Fair fa' your honest Administrate, Great chieftain o' the trainin'-race!
It's time for our annual Administrate Burns Supper, and we're excited. Maybe that's because we don't get out much. But maybe, it's because we get a chance to say thanks to famed Scots poet, Robert Burns.
Starting as a small get together to commemorate the anniversary of his death over 200 years ago, the Burns supper has evolved into a key date on any Scottish event calendar! With poetry, dancing, and haggis a'plenty, it's a must attend for anyone of the tartan persuasion. We like to think our blog shares useful advice, so today, we're going to continue that tradition with 5 tips to survive a Burns Supper.

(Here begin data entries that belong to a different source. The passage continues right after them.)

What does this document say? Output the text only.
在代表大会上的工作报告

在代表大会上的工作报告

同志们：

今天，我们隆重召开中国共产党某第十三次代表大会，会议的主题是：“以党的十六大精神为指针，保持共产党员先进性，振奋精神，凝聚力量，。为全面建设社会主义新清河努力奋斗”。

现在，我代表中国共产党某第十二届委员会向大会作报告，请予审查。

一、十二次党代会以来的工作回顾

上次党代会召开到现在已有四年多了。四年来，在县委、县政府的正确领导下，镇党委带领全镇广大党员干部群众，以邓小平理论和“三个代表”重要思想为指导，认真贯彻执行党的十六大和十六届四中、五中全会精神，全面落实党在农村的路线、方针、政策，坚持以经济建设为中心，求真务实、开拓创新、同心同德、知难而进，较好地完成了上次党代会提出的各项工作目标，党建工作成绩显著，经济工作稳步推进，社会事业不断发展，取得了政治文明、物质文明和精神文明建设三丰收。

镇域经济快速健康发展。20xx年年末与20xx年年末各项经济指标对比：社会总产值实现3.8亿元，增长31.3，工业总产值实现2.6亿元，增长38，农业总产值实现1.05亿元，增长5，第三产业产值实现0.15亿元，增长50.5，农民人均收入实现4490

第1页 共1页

Don't Ask What You're Eating
It's pretty simple really. Tatties, are potatoes. Neeps, are turnips. And Haggis...well. Click here if you dare.
Nobody really knows all the steps. Start by pretending you do. Then drink until you're sure you do.
Talk To Each Other
Been asked to give a toast? Or take part in the address to the Lassies/reply to the Laddies? Make sure your opposite number knows what's going to be said in advance - don't hurt someone's feelings!
Leave the t-shirt and jeans at home!
Learn To Love The Pipes
Whether you want to or not, you're going to hear bagpipes. Learn to love them!
And that's all you need to know! Pour your whisky, iron your kilt, get out there and have fun!